Skewed CD39/CD73/adenosine pathway contributes to B-cell hyperactivation and disease progression in patients with chronic hepatitis B

Shuang-Nan Zhou; Ning Zhang; Hong-Hong Liu; Peng Xia; Chao Zhang; Jin-Wen Song; Xing Fan; Ming Shi; Lei Jin; Ji-Yuan Zhang; Fu-Sheng Wang

doi:10.1093/gastro/goaa048

Skewed CD39/CD73/adenosine pathway contributes to B-cell hyperactivation and disease progression in patients with chronic hepatitis B

Gastroenterol Rep (Oxf). 2020 Aug 30;9(1):49-58. doi: 10.1093/gastro/goaa048. eCollection 2021 Jan.

Authors

Shuang-Nan Zhou^{1

2

3}, Ning Zhang⁴, Hong-Hong Liu⁵, Peng Xia², Chao Zhang², Jin-Wen Song², Xing Fan², Ming Shi², Lei Jin², Ji-Yuan Zhang², Fu-Sheng Wang^{1

2}

Affiliations

¹ Medical School of Chinese PLA, Beijing, P. R. China.
² Infectious Disease Treatment and Research Center, The Fifth Medical Center of Chinese PLA General Hospital, Beijing, P. R. China.
³ Liver transplatation Center, The Fifth Medical Center of Chinese, PLA General Hospital, Beijing, P. R. China.
⁴ Department of Integrated TCM & Western Medicine, The Fifth Medical Center of Chinese PLA General Hospital, Beijing, P. R. China.
⁵ International Center for Liver Disease Treatment, The Fifth Medical Center of Chinese PLA General Hospital, Beijing, P. R. China.

Abstract

Background: The mechanisms underlying B-cell hyperactivation in patients with chronic hepatitis B virus (HBV) infection remain largely undefined. The present study assessed the clinical characteristics of the CD39/CD73/adenosine pathway in patients with chronic hepatitis B (CHB).

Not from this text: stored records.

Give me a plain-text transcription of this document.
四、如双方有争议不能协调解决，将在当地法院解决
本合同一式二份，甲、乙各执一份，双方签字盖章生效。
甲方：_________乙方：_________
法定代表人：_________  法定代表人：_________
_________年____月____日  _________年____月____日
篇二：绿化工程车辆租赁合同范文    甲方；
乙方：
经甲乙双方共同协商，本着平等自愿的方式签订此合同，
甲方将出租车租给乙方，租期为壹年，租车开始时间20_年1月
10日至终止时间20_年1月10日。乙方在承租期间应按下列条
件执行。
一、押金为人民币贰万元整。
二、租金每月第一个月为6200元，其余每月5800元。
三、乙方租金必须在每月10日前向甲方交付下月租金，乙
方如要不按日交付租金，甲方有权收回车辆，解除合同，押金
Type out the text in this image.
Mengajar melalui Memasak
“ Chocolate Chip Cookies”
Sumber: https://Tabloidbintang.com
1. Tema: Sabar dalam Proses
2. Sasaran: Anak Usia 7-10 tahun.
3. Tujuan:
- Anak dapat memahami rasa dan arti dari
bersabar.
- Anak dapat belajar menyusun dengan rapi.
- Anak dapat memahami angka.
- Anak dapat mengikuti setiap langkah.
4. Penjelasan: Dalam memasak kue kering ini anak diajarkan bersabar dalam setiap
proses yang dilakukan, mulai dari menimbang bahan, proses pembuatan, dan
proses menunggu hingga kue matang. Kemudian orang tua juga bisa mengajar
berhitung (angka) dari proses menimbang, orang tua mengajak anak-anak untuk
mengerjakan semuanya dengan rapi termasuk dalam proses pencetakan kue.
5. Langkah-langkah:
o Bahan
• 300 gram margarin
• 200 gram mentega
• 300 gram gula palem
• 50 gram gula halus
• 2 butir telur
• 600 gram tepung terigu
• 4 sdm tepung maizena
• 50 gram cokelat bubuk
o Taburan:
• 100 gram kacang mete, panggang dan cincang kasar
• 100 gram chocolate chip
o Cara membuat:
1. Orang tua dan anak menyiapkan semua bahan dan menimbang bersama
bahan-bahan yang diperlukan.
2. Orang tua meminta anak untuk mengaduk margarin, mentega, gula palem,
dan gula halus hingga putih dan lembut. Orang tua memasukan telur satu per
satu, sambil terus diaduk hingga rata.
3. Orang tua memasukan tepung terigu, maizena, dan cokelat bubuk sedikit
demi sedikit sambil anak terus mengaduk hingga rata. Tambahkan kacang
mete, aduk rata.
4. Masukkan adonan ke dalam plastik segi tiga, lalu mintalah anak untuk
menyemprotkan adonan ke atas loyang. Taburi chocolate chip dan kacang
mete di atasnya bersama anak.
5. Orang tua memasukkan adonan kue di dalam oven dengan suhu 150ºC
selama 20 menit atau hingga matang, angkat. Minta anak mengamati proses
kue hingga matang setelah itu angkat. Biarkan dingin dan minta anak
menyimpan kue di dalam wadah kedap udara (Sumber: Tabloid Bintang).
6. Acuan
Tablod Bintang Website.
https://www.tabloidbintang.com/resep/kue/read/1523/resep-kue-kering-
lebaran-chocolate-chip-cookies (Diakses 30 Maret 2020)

Methods: We examined CD39 and CD73 expression and adenosine production by B-cells from 202 HBV-infected patients. B-cell-activation phenotypes were assessed by flow cytometry after CpG+CD40 ligand stimulation with or without blockade and activation of the adenosine pathway.

Results: CD39 and CD73 expression on circulating B-cells was decreased in CHB patients with high HBV DNA, HBeAg positivity, high HBsAg levels, and active liver inflammation, and was hierarchically restored in complete responders according to HBeAg seroconversion or HBsAg reduction. However, CD39 and CD73 expression on activated memory and tissue-like memory B-cell subsets in complete responders was not increased despite effective antiviral treatments. Furthermore, CD39 and CD73 expression on intra-hepatic B-cells was decreased in inflammatory livers. In vitro, B-cells from CHB patients showed a markedly reduced capacity to generate CD39/CD73-dependent extracellular adenosine and expressed increased levels of activation markers after adenosine-production blockade. Contrastingly, metformin significantly reduced activation-marker expression via regulating AMP-activated protein kinase.

Conclusions: The skewed CD39 and CD73 expression on B-cells was associated with a high viral burden, liver inflammation, and antiviral efficacy in CHB patients, and the skewed CD39/CD73/adenosine pathway contributed to B-cell hyperactivation. Regulation of the CD39/CD73/adenosine pathway using metformin may represent a therapeutic option to reverse HBV-induced immune pathogenesis.

Keywords: 5'-nucleotidase; B-lymphocyte; CD39; hepatitis B virus; lymphocyte activation.